Essas coisas são verdade.
O mundo escureceu.

A última vela é apagada.

A gravação, do início da sessão, é tocada; de preferência, sem que os jogadores percebam que isso vai acontecer – reparei que duas ou três horas depois de ter começado, é comum esquecer desse momento lá do início do jogo.

No geral, o jogo é muito, muito imersivo. Começa curioso, e conforme avança as coisas vão piorando e a esperança deixa de existir. As velas apagando aos poucos, os barulhos eventuais da rua ou do seu cachorro latindo do nada, tudo colabora para o clima fúnebre. No entanto, nada se compara a ouvir a gravação. Ela é o ápice do horror trágico, e faz todos pensarem em todas as desgraças que aconteceram logo depois daquela despedida ter sido registrada.

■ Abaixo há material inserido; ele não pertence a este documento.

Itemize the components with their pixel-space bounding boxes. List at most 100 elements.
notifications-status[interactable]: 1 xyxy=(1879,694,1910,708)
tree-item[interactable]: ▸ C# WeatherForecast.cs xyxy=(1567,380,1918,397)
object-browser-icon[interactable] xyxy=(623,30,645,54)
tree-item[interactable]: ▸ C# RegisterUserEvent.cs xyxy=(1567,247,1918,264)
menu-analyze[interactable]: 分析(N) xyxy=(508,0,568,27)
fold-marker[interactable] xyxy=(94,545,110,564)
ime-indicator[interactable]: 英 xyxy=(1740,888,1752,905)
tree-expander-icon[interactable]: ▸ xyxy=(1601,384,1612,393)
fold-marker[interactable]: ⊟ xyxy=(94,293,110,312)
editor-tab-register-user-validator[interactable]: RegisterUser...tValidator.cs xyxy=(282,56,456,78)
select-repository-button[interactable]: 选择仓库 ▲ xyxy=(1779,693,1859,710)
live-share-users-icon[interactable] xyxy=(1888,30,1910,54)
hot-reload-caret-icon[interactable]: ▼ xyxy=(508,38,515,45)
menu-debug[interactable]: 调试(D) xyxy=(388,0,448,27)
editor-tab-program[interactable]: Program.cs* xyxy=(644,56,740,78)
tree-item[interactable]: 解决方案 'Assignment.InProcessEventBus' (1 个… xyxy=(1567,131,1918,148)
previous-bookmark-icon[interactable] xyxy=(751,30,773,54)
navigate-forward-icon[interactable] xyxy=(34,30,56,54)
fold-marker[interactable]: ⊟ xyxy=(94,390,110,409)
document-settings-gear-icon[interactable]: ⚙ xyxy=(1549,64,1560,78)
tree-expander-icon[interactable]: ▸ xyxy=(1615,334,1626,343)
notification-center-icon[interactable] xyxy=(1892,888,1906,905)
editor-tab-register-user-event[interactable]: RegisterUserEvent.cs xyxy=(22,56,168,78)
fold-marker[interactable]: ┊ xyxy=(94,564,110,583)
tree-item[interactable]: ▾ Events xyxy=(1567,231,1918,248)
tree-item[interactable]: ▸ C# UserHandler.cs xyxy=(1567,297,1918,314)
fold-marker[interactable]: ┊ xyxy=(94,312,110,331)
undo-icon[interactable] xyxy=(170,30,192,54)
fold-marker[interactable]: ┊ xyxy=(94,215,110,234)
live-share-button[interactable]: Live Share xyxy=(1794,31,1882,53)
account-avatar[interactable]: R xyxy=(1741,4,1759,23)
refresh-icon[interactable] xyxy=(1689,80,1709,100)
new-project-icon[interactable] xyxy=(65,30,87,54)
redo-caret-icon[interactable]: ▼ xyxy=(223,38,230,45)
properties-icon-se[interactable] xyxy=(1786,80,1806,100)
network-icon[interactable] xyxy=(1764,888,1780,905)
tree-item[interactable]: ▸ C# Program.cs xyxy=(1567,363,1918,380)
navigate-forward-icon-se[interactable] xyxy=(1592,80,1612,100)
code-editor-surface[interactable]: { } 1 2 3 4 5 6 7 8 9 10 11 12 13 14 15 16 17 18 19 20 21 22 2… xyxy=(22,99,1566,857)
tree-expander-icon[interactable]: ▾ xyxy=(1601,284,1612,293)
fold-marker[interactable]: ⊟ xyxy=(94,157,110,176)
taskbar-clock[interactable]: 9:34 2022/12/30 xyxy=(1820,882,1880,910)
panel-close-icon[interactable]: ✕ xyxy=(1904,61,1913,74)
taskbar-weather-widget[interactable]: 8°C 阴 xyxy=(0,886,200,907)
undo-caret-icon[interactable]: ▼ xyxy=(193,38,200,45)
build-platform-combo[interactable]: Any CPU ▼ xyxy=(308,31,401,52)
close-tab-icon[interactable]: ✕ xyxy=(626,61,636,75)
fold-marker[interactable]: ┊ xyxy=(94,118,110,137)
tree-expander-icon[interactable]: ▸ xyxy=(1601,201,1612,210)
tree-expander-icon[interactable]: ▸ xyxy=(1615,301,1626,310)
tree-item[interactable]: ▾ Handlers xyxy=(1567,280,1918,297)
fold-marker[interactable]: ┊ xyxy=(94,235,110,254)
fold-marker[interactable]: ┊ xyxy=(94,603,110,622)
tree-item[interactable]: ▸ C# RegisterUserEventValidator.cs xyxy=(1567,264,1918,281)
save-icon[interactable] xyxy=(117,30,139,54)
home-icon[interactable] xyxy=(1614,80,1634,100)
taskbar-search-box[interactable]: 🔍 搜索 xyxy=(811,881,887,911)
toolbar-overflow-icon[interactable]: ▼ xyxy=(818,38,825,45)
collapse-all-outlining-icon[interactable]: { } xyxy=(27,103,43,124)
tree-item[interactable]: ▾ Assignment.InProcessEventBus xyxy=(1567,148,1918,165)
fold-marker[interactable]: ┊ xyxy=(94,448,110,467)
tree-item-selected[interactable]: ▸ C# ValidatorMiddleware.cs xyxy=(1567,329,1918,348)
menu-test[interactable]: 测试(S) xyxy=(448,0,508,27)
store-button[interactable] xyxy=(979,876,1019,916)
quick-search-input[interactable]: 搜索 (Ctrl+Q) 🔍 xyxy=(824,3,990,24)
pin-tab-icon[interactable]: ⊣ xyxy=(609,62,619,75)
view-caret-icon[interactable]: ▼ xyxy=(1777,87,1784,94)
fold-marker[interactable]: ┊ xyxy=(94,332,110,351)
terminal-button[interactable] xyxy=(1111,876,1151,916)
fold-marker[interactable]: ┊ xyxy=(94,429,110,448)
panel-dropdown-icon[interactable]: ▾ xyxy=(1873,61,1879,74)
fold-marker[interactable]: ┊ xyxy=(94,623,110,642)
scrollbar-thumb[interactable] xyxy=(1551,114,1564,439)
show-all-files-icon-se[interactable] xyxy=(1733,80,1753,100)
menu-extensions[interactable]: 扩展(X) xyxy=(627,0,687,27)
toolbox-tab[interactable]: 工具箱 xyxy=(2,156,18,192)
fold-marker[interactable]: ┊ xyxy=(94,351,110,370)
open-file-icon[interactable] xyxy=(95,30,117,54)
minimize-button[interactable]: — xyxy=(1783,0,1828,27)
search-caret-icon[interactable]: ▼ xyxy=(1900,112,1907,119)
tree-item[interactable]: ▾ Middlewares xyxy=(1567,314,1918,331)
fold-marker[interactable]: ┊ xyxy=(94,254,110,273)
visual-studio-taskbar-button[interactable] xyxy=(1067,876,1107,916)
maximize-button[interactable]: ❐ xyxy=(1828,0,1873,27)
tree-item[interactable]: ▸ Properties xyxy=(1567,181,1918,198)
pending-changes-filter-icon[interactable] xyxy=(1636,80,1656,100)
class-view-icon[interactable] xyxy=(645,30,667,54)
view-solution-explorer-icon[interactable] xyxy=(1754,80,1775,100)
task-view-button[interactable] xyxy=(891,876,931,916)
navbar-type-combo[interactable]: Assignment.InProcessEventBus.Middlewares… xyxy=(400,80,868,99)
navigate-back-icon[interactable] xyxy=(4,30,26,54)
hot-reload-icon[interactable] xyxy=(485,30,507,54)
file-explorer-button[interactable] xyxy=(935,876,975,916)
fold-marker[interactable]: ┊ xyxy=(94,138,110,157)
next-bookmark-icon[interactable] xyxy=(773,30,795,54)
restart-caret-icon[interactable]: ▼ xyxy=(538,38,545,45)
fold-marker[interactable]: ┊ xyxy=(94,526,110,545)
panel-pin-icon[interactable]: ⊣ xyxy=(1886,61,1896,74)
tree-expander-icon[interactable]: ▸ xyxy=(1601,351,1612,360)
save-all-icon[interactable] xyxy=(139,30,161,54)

Ten Candles é um jogo incrível, e só consigo dizer uma coisa: jogue. Experimente. Talvez a sua primeira sessão tenha problemas com as regras (a nossa teve alguns, o que acredito ser normal), mas é questão de se acostumar com esse tipo de proposta. Fora isso, por mais legal que seja, também tenho certeza de que não é pra qualquer um, e que talvez não funcione pra qualquer grupo de pessoas: como é uma narrativa compartilhada, todos têm que estar na mesma sintonia, para ninguém começar a aloprar a história e transformar um horror trágico num Todo Mundo em Pânico.

Levando em consideração que alguns de nós dormimos mal durante a noite, talvez demore um pouco até a próxima sessão dessa maravilha.

Nossa mesa na metade do jogo. Se alguma vela é apagada por acidente, ela permanece apagada.

Ten Candles foi lançado em 2016 via Kickstarter, e hoje pode ser encontrado à venda no site da sua editora, a Cavalry Games. A versão digital custa US$ 10, enquanto a impressa custa US$ 28. Todas as regras cabem numa folha A4 – eu fiz um resuminho pra me ajudar a mediar o jogo -, e dificilmente você vai consultar o livro enquanto joga, então um PDF é mais que suficiente (e muitos dinheiros mais barato).


[1] É a primeira vez que eu parei pra fazer essa conta e de repente me senti muito velho.